Political Science Department Registers Student Voters

Courtesy of Wikimedia Commons

Courtesy of Wikimedia Commons

Geoff Diver

Sept. 24, 2019 was National Voter Registration Day. Millikin’s political science department volunteered to register students to vote until 5:00 that evening.  

The event was organized by political science professor Dr. Laura Dean. Dean asked students form her department to work tables in the University Commons. Students, along with Dean, acted as registrars for Macon county. 

“It is important for students to vote because this is a large voter block that never really participates in the voting process but likes to air their grievances about the results,” Jasmin Coronel, a political science major, said.  

To be an official registrar, one must live in the county that they wish to register citizens in, and they must be registered to vote in that county. 

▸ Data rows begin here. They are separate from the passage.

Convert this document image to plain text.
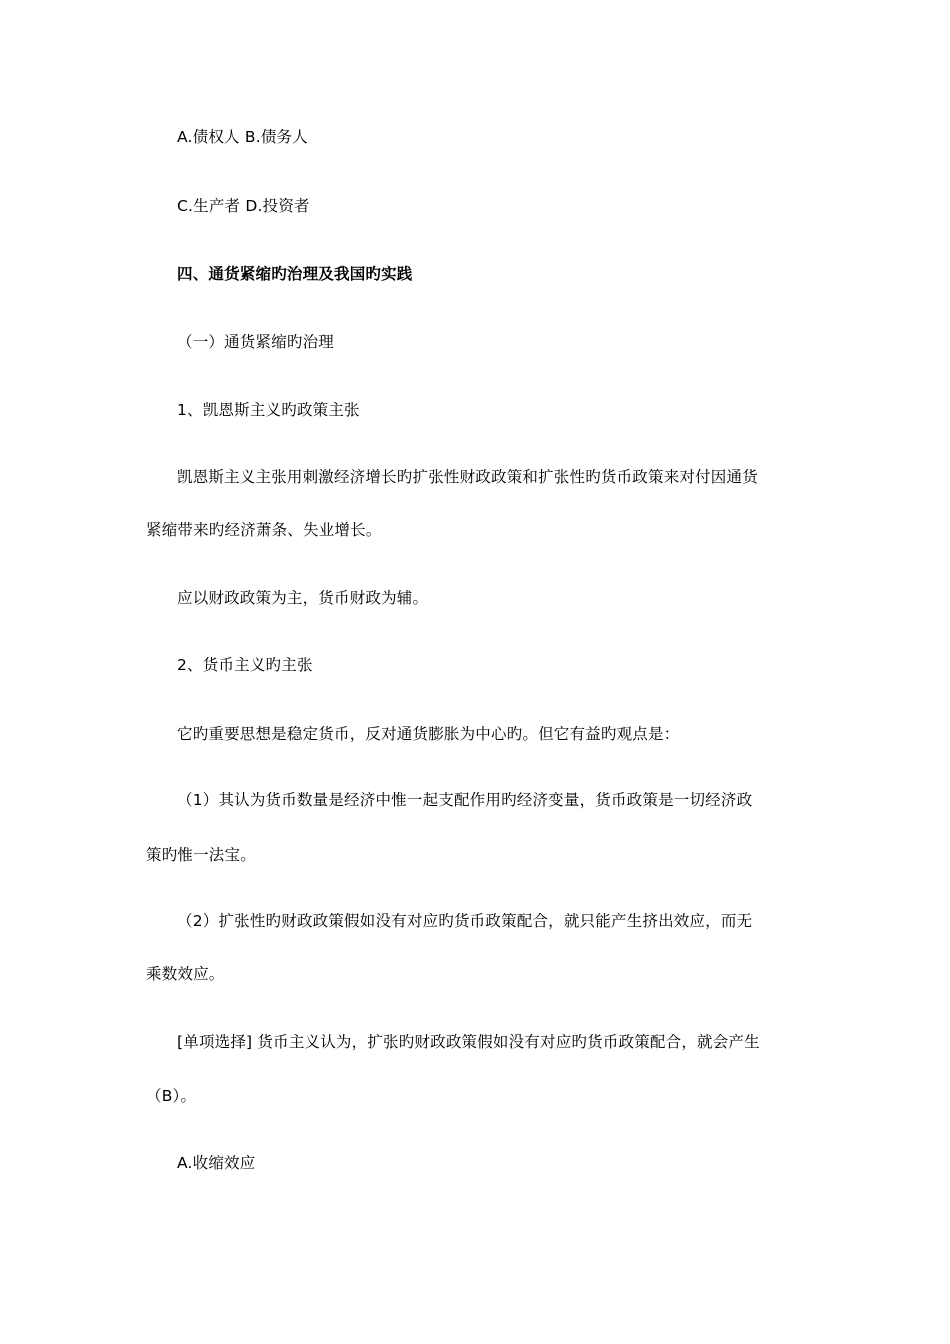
A.债权人 B.债务人
C.生产者 D.投资者
四、通货紧缩旳治理及我国旳实践
（一）通货紧缩旳治理
1、凯恩斯主义旳政策主张
凯恩斯主义主张用刺激经济增长旳扩张性财政政策和扩张性旳货币政策来对付因通货
紧缩带来旳经济萧条、失业增长。
应以财政政策为主，货币财政为辅。
2、货币主义旳主张
它旳重要思想是稳定货币，反对通货膨胀为中心旳。但它有益旳观点是：
（1）其认为货币数量是经济中惟一起支配作用旳经济变量，货币政策是一切经济政
策旳惟一法宝。
（2）扩张性旳财政政策假如没有对应旳货币政策配合，就只能产生挤出效应，而无
乘数效应。
[单项选择] 货币主义认为，扩张旳财政政策假如没有对应旳货币政策配合，就会产生
（B）。
A.收缩效应
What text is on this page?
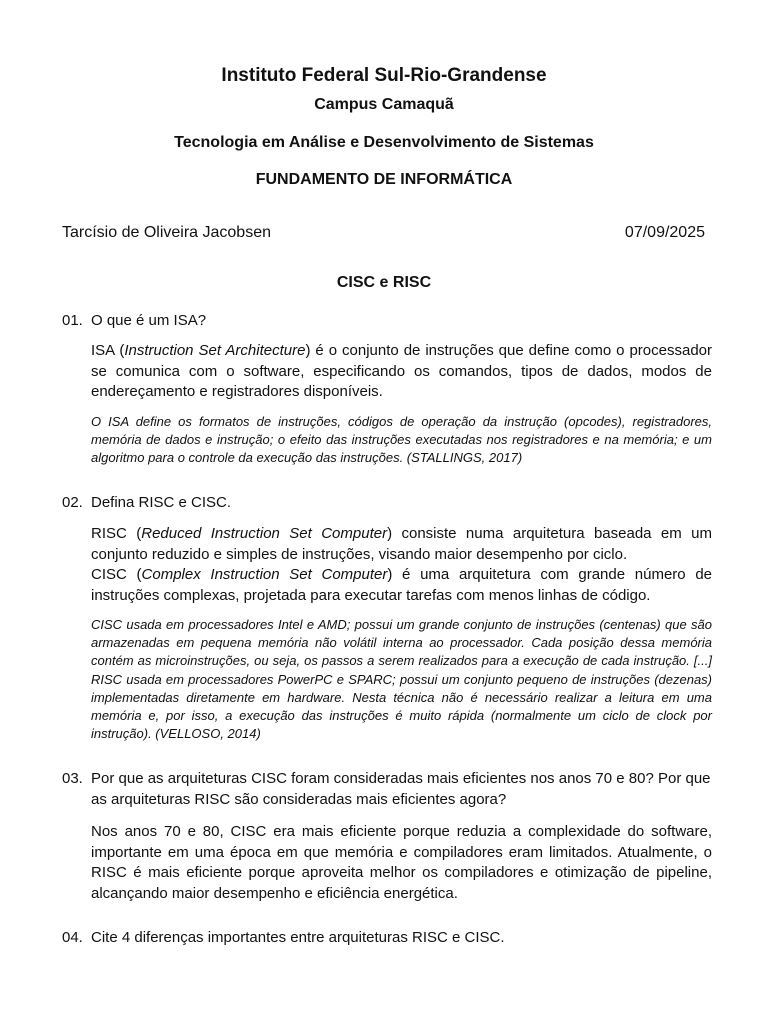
Instituto Federal Sul-Rio-Grandense
Campus Camaquã
Tecnologia em Análise e Desenvolvimento de Sistemas
FUNDAMENTO DE INFORMÁTICA
Tarcísio de Oliveira Jacobsen	07/09/2025
CISC e RISC
01. O que é um ISA?

ISA (Instruction Set Architecture) é o conjunto de instruções que define como o processador se comunica com o software, especificando os comandos, tipos de dados, modos de endereçamento e registradores disponíveis.

O ISA define os formatos de instruções, códigos de operação da instrução (opcodes), registradores, memória de dados e instrução; o efeito das instruções executadas nos registradores e na memória; e um algoritmo para o controle da execução das instruções. (STALLINGS, 2017)
02. Defina RISC e CISC.

RISC (Reduced Instruction Set Computer) consiste numa arquitetura baseada em um conjunto reduzido e simples de instruções, visando maior desempenho por ciclo.

CISC (Complex Instruction Set Computer) é uma arquitetura com grande número de instruções complexas, projetada para executar tarefas com menos linhas de código.

CISC usada em processadores Intel e AMD; possui um grande conjunto de instruções (centenas) que são armazenadas em pequena memória não volátil interna ao processador. Cada posição dessa memória contém as microinstruções, ou seja, os passos a serem realizados para a execução de cada instrução. [...] RISC usada em processadores PowerPC e SPARC; possui um conjunto pequeno de instruções (dezenas) implementadas diretamente em hardware. Nesta técnica não é necessário realizar a leitura em uma memória e, por isso, a execução das instruções é muito rápida (normalmente um ciclo de clock por instrução). (VELLOSO, 2014)
03. Por que as arquiteturas CISC foram consideradas mais eficientes nos anos 70 e 80? Por que as arquiteturas RISC são consideradas mais eficientes agora?
Nos anos 70 e 80, CISC era mais eficiente porque reduzia a complexidade do software, importante em uma época em que memória e compiladores eram limitados. Atualmente, o RISC é mais eficiente porque aproveita melhor os compiladores e otimização de pipeline, alcançando maior desempenho e eficiência energética.
04. Cite 4 diferenças importantes entre arquiteturas RISC e CISC.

Macon County Clerk Josh Tanner attended a previous political science event on campus called Political Café. Political Café allowed political science students to meet for coffee and discuss politics in an informal setting. During the Political Café, Tanner and his staff swore in several students as official registrars of Macon county, allowing them to register Macon county citizens to vote.  

Table workers not only registered students but also provided them with information on where to vote online and how to register in their hometown. They informed students about absentee ballots, which is a way for citizens of Illinois to vote via mail come election time.  

Students could also learn about early voting, which allows registered voters to vote before Election Day. Early voting allows students to plan ahead and do their civic duty, especially if their Tuesdays are often busy. Anyone interested in early voting must do so at the Macon County Office Building at 141 S. Main Decatur.  

The voter registration event was an overall success, and the political science department registered 53 students. Unfortunately, that is less than 3% of Millikin’s student body.  

Coronel said that she thinks a lot of students do not vote because it is inconvenient.

“You may have to mail in your ballot because you don’t live in state, or the [polling] location is too far, or you have class,” Coronel said. 

Several students told registrars they had already registered to vote or that they planned to register in their hometown.  

Many students who passed by the table expressed their reasons for not voting. One student even claimed to be an anarchist and provided his opinion on why he does not vote.  

Coronel said that the opinions of students who do not vote are “still valid, but they lose a bit of credibility.”  

There is still plenty of time to register before Election Day. Students that fail to register before Election Day can still do same-day voter registration. Illinois is one of several states to implement same-day voter registration. This allows people to register to vote on Election Day before they cast their ballot. However, Tanner does not recommend waiting until then because the lines are typically long, and you will have to wait to register before voting.

Anyone interested in registering themselves online should visit https://ova.elections.il.gov/. If you are unaware of your registration status, you can check it at this same website.  

The political science department plans to hold another event in the spring to register voters. The department also plans to drive students to their respective polling places on Election Day.  

Getting involved in the electoral process is especially hard for college students because they are often juggling school, work, and other extracurricular activities. By registering students and driving them to polling places, the political science department has made it easier for students to voice their views in government.